Per 2022 ASA guidelines, difficult airway management strategies must be tailored to the patient’s surgical context, clinical status, and the anesthesiologist’s expertise (2). A meta-analysis of 429 patients across 8 studies found no statistically significant difference in intubation failure or first-attempt success rates between video laryngoscopy and FOB for anticipated difficult intubation (27). Given the structural fragility of TD, FOB enables real-time subglottic navigation for precise visualization, proactively minimizing tissue trauma. Literature indicates one-third of undiagnosed diverticula cause initial intubation failure due to deceptive morphological resemblance between diverticular orifices and normal anatomy, increasing misidentification risk. Additionally, in patients with airway anatomical abnormalities, tracheal ring palpation alone may inadequately confirm ETT position, necessitating complementary techniques. In this case, ETT position was confirmed using tracheal ring palpation, assessment of light transmission through the incision, and capnography. Tracheal ring palpation is considered one of the “gold standards” for confirming ETT placement (28). This method, utilizing the FOB light source, may serve as an adjunct in specific scenarios, though its reliability can be influenced by operator experience and environmental factors (29). Capnography is a commonly used method to confirm ETT placement. According to 2022 ASA (2), capnography remains the preferred method for ETT position verification.
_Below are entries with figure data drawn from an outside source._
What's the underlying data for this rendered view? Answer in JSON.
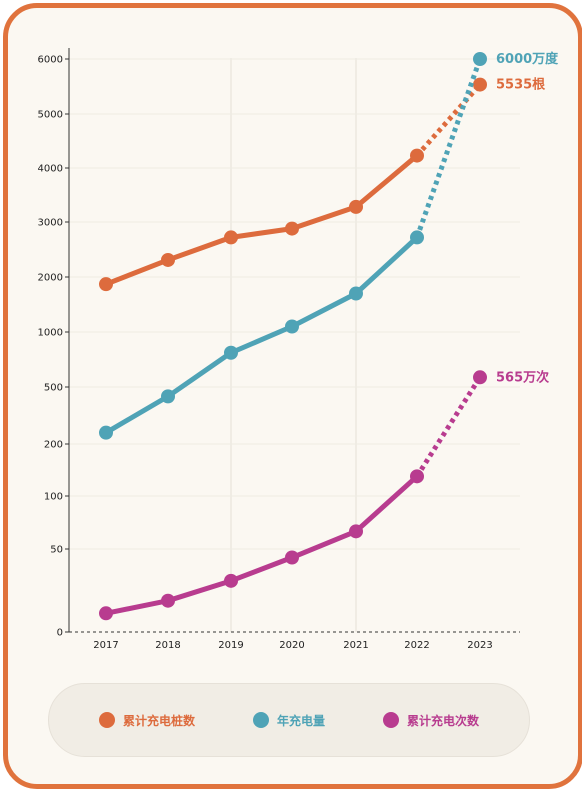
{
  "chart_data": {
    "type": "line",
    "title": "",
    "xlabel": "",
    "ylabel": "",
    "x": [
      "2017",
      "2018",
      "2019",
      "2020",
      "2021",
      "2022",
      "2023"
    ],
    "yticks": [
      {
        "value": 6000,
        "label": "6000"
      },
      {
        "value": 5000,
        "label": "5000"
      },
      {
        "value": 4000,
        "label": "4000"
      },
      {
        "value": 3000,
        "label": "3000"
      },
      {
        "value": 2000,
        "label": "2000"
      },
      {
        "value": 1000,
        "label": "1000"
      },
      {
        "value": 500,
        "label": "500"
      },
      {
        "value": 200,
        "label": "200"
      },
      {
        "value": 100,
        "label": "100"
      },
      {
        "value": 50,
        "label": "50"
      },
      {
        "value": 0,
        "label": "0"
      }
    ],
    "y_scale": "piecewise (compressed below 1000)",
    "grid": "vertical lines at 2019 and 2021",
    "legend_position": "bottom",
    "series": [
      {
        "name": "累计充电桩数",
        "color": "#dd6b3d",
        "values": [
          1870,
          2310,
          2720,
          2880,
          3280,
          4230,
          5535
        ],
        "projected_from_index": 5,
        "end_label": "5535根"
      },
      {
        "name": "年充电量",
        "color": "#4fa3b6",
        "values": [
          240,
          430,
          770,
          1100,
          1700,
          2720,
          6000
        ],
        "projected_from_index": 5,
        "end_label": "6000万度"
      },
      {
        "name": "累计充电次数",
        "color": "#b83c8f",
        "values": [
          17,
          23,
          31,
          44,
          63,
          130,
          565
        ],
        "projected_from_index": 5,
        "end_label": "565万次"
      }
    ]
  }
}
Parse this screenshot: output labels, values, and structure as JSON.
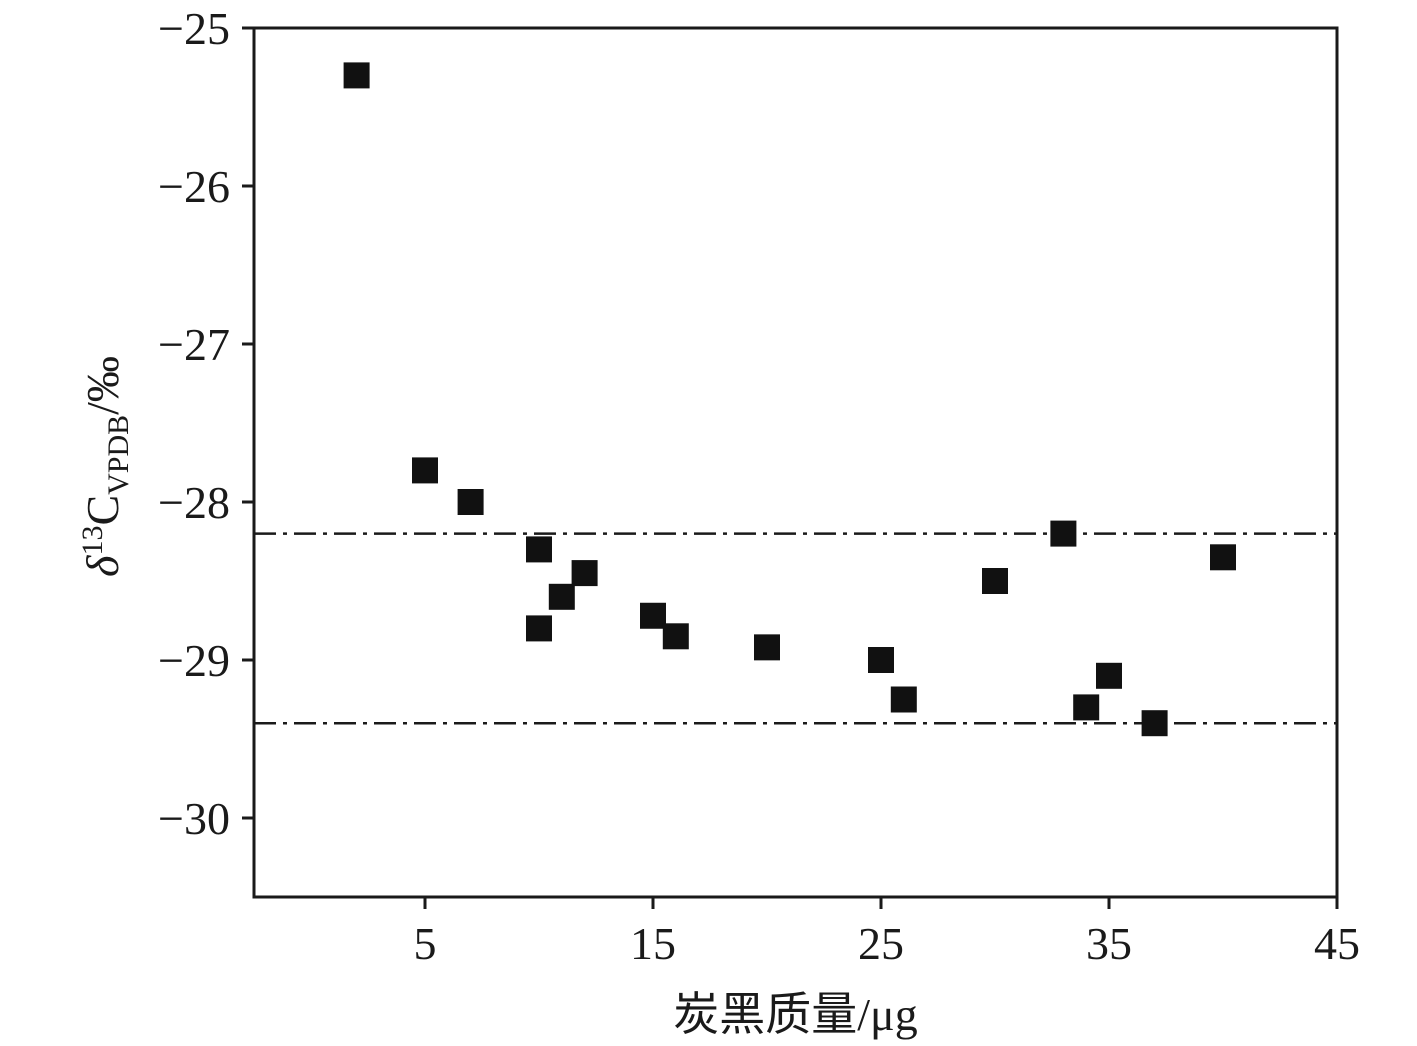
{
  "chart_data": {
    "type": "scatter",
    "xlabel": "炭黑质量/μg",
    "ylabel": {
      "delta": "δ",
      "superscript": "13",
      "element": "C",
      "subscript": "VPDB",
      "unit": "/‰"
    },
    "xlim": [
      -2.5,
      45
    ],
    "ylim": [
      -30.5,
      -25
    ],
    "xticks": [
      5,
      15,
      25,
      35,
      45
    ],
    "yticks": [
      -25,
      -26,
      -27,
      -28,
      -29,
      -30
    ],
    "ytick_labels": [
      "−25",
      "−26",
      "−27",
      "−28",
      "−29",
      "−30"
    ],
    "grid": false,
    "legend": "none",
    "marker": "square",
    "marker_color": "#111111",
    "reference_lines": [
      {
        "y": -28.2,
        "style": "dash-dot"
      },
      {
        "y": -29.4,
        "style": "dash-dot"
      }
    ],
    "points": [
      {
        "x": 2,
        "y": -25.3
      },
      {
        "x": 5,
        "y": -27.8
      },
      {
        "x": 7,
        "y": -28.0
      },
      {
        "x": 10,
        "y": -28.3
      },
      {
        "x": 10,
        "y": -28.8
      },
      {
        "x": 11,
        "y": -28.6
      },
      {
        "x": 12,
        "y": -28.45
      },
      {
        "x": 15,
        "y": -28.72
      },
      {
        "x": 16,
        "y": -28.85
      },
      {
        "x": 20,
        "y": -28.92
      },
      {
        "x": 25,
        "y": -29.0
      },
      {
        "x": 26,
        "y": -29.25
      },
      {
        "x": 30,
        "y": -28.5
      },
      {
        "x": 33,
        "y": -28.2
      },
      {
        "x": 34,
        "y": -29.3
      },
      {
        "x": 35,
        "y": -29.1
      },
      {
        "x": 37,
        "y": -29.4
      },
      {
        "x": 40,
        "y": -28.35
      }
    ]
  }
}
In summary, most data derived from published literature, resulting in a limited sample size that restricts generalizability. Potential selection bias and methodological constraints may further reduce clinical applicability. TD typically presents asymptomatically or with non-specific manifestations often obscured by primary comorbidities. For elective surgery patients with suspected TD, particularly those with prior neck surgery or disease, we advocate preoperative FOB to confirm anatomical defects and guide individualized airway management. This effectively reclassifies potential “unanticipated” difficult airways as “anticipated.” Our case validates transnasal FOB-guided intubation as an effective rescue strategy for unanticipated difficult airways during TD-related reintubation.